Dear Mr. Keller,
you gave your average interesting project a bad note by keeping the
source code closed. Why not open the source? Cross-fertilisation can
make it much more interesting, everybody could benefit from it and
you'll get deserved fame, even if it's shared fame. Just my 2 Cents. I'm
also fine if the source will kept closed. Please excuse my broken
English and my frankness.
Regards,
Ralf Mardorf
laseray(a)gmail.com wrote:
[snip]
Pardon Raymond :)
only now I visited
http://www.cs.hmc.edu/~keller/jazz/improvisor/. This
looks like nice but not very interesting software and it seems to be the
effort of Professors Keller or probably of his students. They could do
this, because they didn't need to program some requirements before. I
guess if they won't share their knowledge, they shouldn't use FLOSS, but
pay for similar requirements. They look like they have the money to do
this. It's always the same, some privileged people won't share. We are
living in a dog-eat-dog society and this wasn't made by Professor
Keller, he's a victim himself and unable to do better. Be lenient with him.
The forge,
http://sourceforge.net/projects/improvisor/, is a good idea,
but I don't think that a lot of those students will change from
Professors Keller's project to the FLOSS communities alternative,
because of the relationship of dependence.

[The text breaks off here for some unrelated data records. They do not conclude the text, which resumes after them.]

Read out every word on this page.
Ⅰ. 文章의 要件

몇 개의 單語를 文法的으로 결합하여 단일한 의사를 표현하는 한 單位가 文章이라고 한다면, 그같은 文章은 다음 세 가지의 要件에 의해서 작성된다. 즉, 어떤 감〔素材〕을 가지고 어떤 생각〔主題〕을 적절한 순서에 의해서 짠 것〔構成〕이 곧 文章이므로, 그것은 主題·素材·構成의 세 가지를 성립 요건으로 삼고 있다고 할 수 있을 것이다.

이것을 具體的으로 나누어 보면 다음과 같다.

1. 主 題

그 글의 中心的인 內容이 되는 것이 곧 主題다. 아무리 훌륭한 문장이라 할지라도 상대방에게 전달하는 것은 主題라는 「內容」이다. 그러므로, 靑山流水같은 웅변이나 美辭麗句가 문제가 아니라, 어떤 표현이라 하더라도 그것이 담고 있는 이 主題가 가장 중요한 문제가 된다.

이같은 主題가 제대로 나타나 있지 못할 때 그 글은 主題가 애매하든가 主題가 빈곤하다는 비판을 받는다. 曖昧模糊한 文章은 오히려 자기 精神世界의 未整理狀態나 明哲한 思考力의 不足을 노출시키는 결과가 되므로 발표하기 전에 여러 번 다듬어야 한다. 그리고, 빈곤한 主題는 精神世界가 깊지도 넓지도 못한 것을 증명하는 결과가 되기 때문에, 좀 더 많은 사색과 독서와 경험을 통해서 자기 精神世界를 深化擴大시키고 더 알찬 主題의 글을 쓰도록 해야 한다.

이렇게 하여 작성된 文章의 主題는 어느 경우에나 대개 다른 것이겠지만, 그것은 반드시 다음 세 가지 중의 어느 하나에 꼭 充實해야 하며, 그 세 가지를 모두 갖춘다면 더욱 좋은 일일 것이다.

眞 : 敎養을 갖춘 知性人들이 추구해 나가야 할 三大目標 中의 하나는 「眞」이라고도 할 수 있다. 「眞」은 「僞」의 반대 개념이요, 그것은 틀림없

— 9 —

Nobody should waste his lifetime with being annoyed about those people.
There are other privileged people who share their harvest with everybody.
Maybe Professors Keller will come to more academic fame by keeping his
knowledge a secret, but who cares? At the end his work isn't much more
than one of the thousands of workshops and chord and scale "computers"
available for free by the internet, but his program has got the
intelligence of Weizenbaum's Eliza.
Hm? Are Professor Robert Keller and a Non-Professor Bob Keller twins?